In 1970, Jones was appointed chairman of the finance committee of Ontario Association Mayors and Reeves. During the 1970–72 term, Jones was chairman of the Ottawa planning board, and a member of the regional planning board. He was named deputy mayor of Ottawa in August 1972 following the resignation of Claude Bennett. After promising to retire from politics at the end of his term, mayor Pierre Benoit convinced Jones to run for re-election to the Board of Control in the 1972 Ottawa municipal election. One facet of his platform was making an "immediate start on preparing a rapid transit system for the future". He also stressed his past accomplishments, access to power-holders at senior levels of government, and his experience, which would balance the "youthful board of control". In the election, Jones once again won the fourth spot on the Board of Control, winning nearly 25,000 votes.

Jones officially resigned his position at London Life Insurance January 1, 1973 to focus entirely on his job at city hall. Jones announced his retirement from politics in August 1974. During his final term, he worked to expand the Highland Games competitions at Lansdowne Park, which he helped launch in 1971.

==Outside of politics==
After retiring from politics, Jones became the first President of the SAGE Kiwanis Club in 1975. He also became the president of the Central Canada Exhibition Association (CCEA). As president of the CCEA, he supported moving the Exhibition from Lansdowne Park to a site in the Greenbelt.

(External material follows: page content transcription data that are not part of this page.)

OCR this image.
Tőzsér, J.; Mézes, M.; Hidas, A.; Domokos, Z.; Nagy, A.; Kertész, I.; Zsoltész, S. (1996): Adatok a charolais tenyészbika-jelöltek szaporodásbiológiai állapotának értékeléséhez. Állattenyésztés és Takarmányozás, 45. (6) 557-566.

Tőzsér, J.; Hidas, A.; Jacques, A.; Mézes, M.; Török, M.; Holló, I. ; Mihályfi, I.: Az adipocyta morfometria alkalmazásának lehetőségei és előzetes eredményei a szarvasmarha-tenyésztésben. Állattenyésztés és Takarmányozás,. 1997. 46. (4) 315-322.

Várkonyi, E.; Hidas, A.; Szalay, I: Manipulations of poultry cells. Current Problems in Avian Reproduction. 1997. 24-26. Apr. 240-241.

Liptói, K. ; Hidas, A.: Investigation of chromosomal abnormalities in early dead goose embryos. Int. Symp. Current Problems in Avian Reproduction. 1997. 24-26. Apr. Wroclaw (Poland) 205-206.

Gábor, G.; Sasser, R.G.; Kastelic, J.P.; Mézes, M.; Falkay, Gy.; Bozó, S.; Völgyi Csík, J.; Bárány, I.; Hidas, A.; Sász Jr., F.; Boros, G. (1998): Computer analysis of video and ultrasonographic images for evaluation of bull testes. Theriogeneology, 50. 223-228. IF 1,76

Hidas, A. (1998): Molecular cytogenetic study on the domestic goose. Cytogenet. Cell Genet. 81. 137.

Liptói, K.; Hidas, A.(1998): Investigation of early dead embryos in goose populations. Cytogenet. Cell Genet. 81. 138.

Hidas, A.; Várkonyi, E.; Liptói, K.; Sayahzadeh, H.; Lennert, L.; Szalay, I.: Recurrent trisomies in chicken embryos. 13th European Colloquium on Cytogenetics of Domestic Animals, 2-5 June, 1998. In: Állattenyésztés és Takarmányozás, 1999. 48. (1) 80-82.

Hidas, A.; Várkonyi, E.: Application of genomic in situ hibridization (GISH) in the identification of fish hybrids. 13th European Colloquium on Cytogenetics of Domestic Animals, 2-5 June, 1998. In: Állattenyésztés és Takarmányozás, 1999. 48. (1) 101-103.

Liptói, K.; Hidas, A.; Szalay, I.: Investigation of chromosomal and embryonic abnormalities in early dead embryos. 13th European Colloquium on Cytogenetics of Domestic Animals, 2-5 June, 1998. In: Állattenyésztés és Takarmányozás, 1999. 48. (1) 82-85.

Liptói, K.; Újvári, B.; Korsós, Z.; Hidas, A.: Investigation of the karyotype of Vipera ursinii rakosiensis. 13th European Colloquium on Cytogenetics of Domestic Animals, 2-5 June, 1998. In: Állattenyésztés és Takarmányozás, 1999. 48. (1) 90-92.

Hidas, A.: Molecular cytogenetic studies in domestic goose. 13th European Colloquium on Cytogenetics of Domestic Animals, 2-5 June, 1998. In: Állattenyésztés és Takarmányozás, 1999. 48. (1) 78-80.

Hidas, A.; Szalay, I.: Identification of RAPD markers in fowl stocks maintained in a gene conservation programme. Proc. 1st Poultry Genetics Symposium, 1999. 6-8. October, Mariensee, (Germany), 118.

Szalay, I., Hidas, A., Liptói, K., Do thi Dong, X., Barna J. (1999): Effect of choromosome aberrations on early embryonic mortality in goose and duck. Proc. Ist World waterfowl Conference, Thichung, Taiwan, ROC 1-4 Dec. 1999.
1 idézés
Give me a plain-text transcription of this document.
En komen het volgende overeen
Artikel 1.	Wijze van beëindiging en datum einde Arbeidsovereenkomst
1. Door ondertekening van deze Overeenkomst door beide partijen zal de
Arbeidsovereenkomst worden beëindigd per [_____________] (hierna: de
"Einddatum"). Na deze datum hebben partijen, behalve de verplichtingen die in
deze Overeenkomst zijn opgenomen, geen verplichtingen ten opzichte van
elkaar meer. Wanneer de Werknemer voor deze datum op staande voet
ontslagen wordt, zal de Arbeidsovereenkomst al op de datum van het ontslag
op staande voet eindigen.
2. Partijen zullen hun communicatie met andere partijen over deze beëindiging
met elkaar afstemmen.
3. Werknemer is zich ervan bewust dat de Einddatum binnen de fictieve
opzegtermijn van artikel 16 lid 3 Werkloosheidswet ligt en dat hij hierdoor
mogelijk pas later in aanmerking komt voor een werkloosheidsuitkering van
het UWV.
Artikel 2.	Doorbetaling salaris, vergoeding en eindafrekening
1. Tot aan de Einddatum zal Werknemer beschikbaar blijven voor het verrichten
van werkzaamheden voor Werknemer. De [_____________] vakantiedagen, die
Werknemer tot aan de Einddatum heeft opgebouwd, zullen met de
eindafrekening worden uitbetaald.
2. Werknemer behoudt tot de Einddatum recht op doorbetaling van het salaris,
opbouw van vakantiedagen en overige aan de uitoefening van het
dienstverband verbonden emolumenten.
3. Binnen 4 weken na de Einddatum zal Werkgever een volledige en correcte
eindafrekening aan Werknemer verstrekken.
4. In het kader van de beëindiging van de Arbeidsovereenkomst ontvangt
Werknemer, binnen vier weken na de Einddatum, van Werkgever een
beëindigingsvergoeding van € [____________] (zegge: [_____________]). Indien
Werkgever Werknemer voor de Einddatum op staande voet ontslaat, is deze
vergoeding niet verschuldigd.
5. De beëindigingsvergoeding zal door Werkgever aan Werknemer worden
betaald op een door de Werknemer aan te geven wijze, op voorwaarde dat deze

Outside of politics, Jones was a Charter Member (and first secretary) of the Granite Curling Club. A keen curler, he participated in several City of Ottawa bonspiels. He lost a bet when the 1967 Macdonald Brier could not be played at the Ottawa Civic Centre, as it had not been completed yet (it was played across the river in Hull, Quebec instead). He was also the President of the Westoboro Kiwanis and President of the Ottawa Humane Society. He attended Westboro United Church, where he was a steward, and was a member of the Orange Order, becoming grand master of the Grand Lodge of Orange Young Britons of British America in 1941.

He died at the Arnprior Hospital in Arnprior, Ontario on May 15, 2005.